Genetic analysis of resistance to Alternaria leaf petiole and stem blight of sweetpotato in Uganda

  • G. SseruwuEmail author
  • P. Shanahan
  • R. Melis
  • G. Ssemakula
Article

Abstract

Alternaria blight (Alternaria spp.) is an important sweetpotato disease in Uganda causing yield losses of over 50 % in susceptible genotypes. In Uganda, Alternaria bataticola and Alternaria alternata are the major species with A. bataticola the more aggressive of the two. The most effective control measure for this disease is the use of resistant genotypes.

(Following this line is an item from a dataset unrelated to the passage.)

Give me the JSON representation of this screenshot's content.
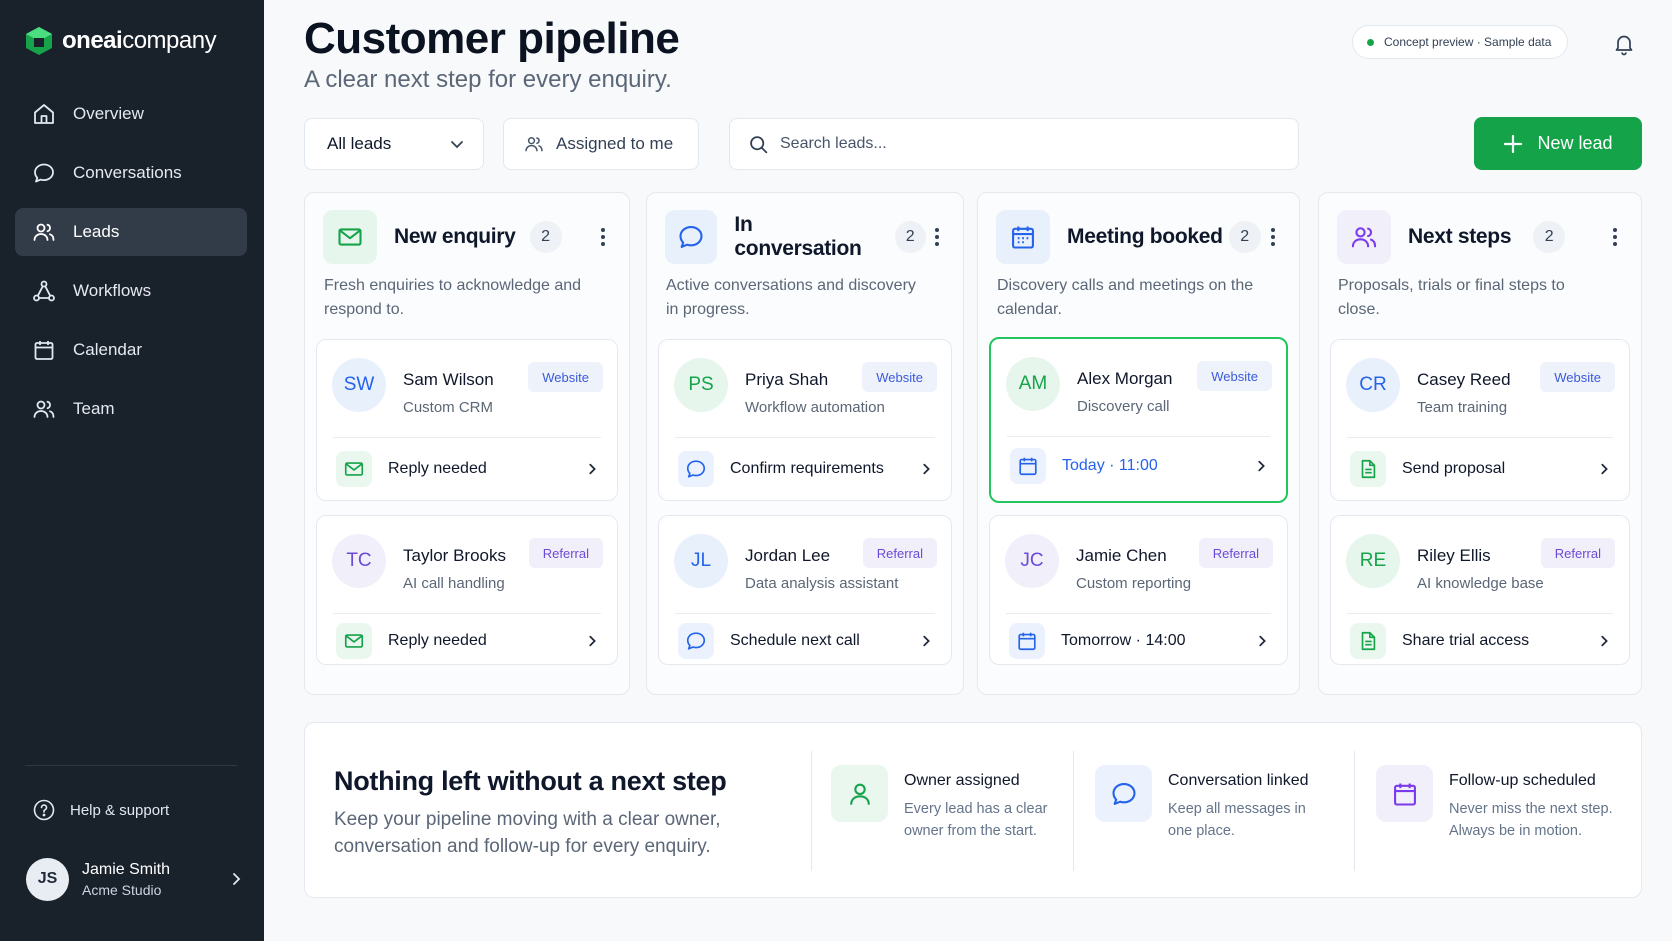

This study was conducted to determine the inheritance of resistance to Alternaria blight and the general and specific combining abilities of the available germplasm. Sixteen parental clones varying in reaction to Alternaria blight were crossed using the North Carolina II mating scheme. Due to incompatibility of some parents, two sets of compatible parents were formed. Differences among the families for Alternaria blight severity were significant while general combining ability (GCA) and specific combining ability (SCA) mean squares were highly significant (P < 0.001) for the disease with GCA sum of squares (SS) being more predominant at 67.4 % of the treatment SS for Set 1 and the SCA SS predominant at 54.0 % of the treatment SS for Set 2. This indicated that both additive and non-additive effects are important in controlling this trait. Some parents with high, negative GCA effects produced families with undesirable SCA effects and the reverse was also true. This implies that the best parents should not be chosen on GCA alone but also on SCA of their best crosses. The wide range in the area under disease progress curve for the families indicated that it was possible to select for highly resistant genotypes.

Keywords

Alternaria blight Area under disease progress curve General combining ability (GCA) Specific combining ability (SCA) Sweetpotato 

Notes

Acknowledgments

The authors extend their appreciation to the Director General, National Agricultural Research Organisation (NARO) for granting permission to carry out this study, the Alliance for a Green Revolution in Africa (AGRA) for funding the study through the African Centre for Crop Improvement (ACCI), based at the University of KwaZulu-Natal and the staff of Mukono Zonal Agricultural Research and Development Institute (MUZARDI) for their technical support during the study.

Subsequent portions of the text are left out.